We have all seen garden gnomes that resemble one of Disney’s seven dwarfs but have you ever wondered how gnomes entered the garden scene? Gordon Campbell’s book, The Hermit in the Garden, will answer your questions and more. He traces the history of having an ornamental hermitage and hermit in the garden from Hadrian’s villa in Imperial Rome to its heyday in eighteenth century England, and to its decline in modern times. Carefully researched, the book is illustrated with numerous black and white photos and a few in color.

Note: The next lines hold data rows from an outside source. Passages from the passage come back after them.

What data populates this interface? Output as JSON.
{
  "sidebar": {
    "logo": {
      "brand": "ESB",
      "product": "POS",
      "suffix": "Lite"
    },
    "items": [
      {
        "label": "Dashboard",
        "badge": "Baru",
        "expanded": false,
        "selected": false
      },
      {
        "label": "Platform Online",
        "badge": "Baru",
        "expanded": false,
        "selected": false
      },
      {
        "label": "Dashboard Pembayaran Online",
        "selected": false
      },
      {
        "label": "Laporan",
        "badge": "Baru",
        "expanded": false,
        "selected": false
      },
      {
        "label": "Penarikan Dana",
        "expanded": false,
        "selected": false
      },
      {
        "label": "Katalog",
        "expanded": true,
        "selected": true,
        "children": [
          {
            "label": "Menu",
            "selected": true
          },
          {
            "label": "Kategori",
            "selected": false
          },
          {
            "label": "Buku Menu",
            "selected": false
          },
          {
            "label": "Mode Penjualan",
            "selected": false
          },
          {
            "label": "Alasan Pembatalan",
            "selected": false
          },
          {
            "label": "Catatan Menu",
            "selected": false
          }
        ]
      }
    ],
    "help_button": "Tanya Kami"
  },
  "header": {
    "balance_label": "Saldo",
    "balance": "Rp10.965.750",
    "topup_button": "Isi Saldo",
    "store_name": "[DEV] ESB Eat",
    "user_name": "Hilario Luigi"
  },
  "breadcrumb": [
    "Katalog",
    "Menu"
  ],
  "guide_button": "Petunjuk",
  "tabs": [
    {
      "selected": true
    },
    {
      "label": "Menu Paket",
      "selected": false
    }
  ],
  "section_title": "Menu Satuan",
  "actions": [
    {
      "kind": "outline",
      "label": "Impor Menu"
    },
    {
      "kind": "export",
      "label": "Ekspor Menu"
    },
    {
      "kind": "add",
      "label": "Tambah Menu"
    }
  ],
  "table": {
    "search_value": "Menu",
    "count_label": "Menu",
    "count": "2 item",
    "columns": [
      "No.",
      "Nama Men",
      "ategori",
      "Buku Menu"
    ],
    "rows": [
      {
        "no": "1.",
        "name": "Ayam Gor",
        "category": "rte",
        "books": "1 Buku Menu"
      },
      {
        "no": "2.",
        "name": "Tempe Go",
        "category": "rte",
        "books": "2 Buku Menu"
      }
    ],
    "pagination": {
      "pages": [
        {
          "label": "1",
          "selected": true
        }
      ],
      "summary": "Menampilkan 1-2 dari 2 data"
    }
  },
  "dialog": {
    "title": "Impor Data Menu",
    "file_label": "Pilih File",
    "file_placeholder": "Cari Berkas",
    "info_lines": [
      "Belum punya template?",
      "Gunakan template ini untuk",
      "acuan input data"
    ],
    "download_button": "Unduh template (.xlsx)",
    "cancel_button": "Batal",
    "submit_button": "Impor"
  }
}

Cambell’s study points out that in the eighteenth century after the number of religious hermitages declined some of the wealthy landowners began to build follies that included one or more hermitages. In a chapter on the hermits, the author tells us that sometimes the landowner hired a man to be the hermit on his estate, set up an automaton hermit, or even became the resident hermit himself. Being a hermit is not easy, according to documents Campbell cites, because landowners put restrictions on their hermits in regard to bathing and grooming. Campbell goes on to describe hermitages in Georgian England, Ireland and Scotland and includes some contemporary hermitages and their hermits, noting that a minor renaissance has occurred but that life as a hermit as changed. A catalogue of hermitages in England is included but they are mostly destroyed or extant (i.e. ruinous); only a few have been rebuilt or replicated. A brief discussion of hermits and hermitages on the continent concludes the text.
The Hermit in the Garden is very informative book about a unique subject. It is written in a scholarly fashion with many of documents cited to get at the truth about the subject. A great addition to the library of anyone interested in garden history.